Le massacre en question semble bien avéré, il a fait grand bruit. La date correspond, et le manuscrit du Dépôt des Cartes et Plans de la Marine de Paris situe celui-ci à Mangaely , c'est à dire dans la baie d'Ampasindava, derrière l'île Mamoko, laquelle est décrite par le capitaine Thornton comme un mouillage sûr fréquenté pour la traite.

Au passage, Robert corrobore le récit de de Bucquoy, quand il dit que les français étaient "dans un canton séparé", et qu'ils ont donc échappé au massacre. De Bucquoy les voit effectivement arriver quelques jours après les anglais, et apparemment moins démunis que ceux-ci.

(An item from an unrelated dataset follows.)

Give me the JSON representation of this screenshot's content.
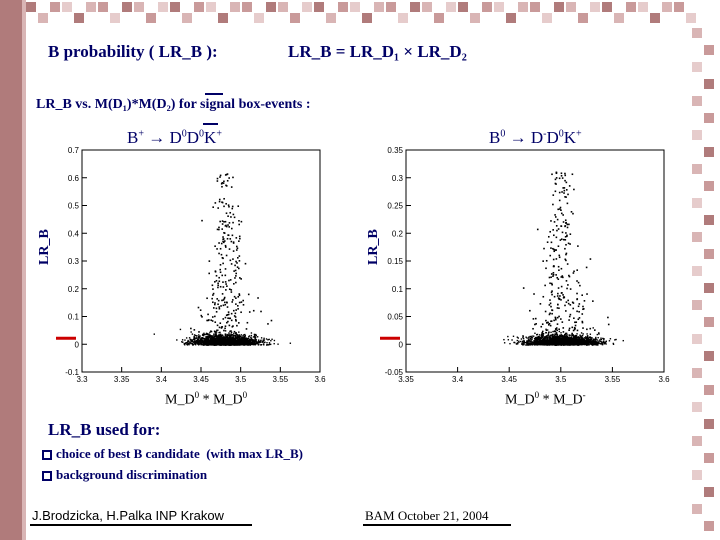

Le roi local, (s'il s'agit bien du même que celui rencontré par de Bucquoy), envoie, selon le manuscrit, son armée punitive dans ce qui doit ressortir de sa juridiction: la résidence royale serait à situer entre les deux sites, au nord de la rivière Masaliet et du 15éme degré de latitude [baie de Mahajamba], et non loin de la baie d'Anpasindava.

 

 

 

On semble donc fondé à conclure que le navire portugais ex Vierge du Cap, après avoir touché au Cap St Sébastien, a pu, sans doute en faisant beaucoup d'eau et en pompant, venir s'échouer dans la baie d'Anpasindava, derrière l'île Mamoko. Il est vraisemblable qu'on trouvera là son épave.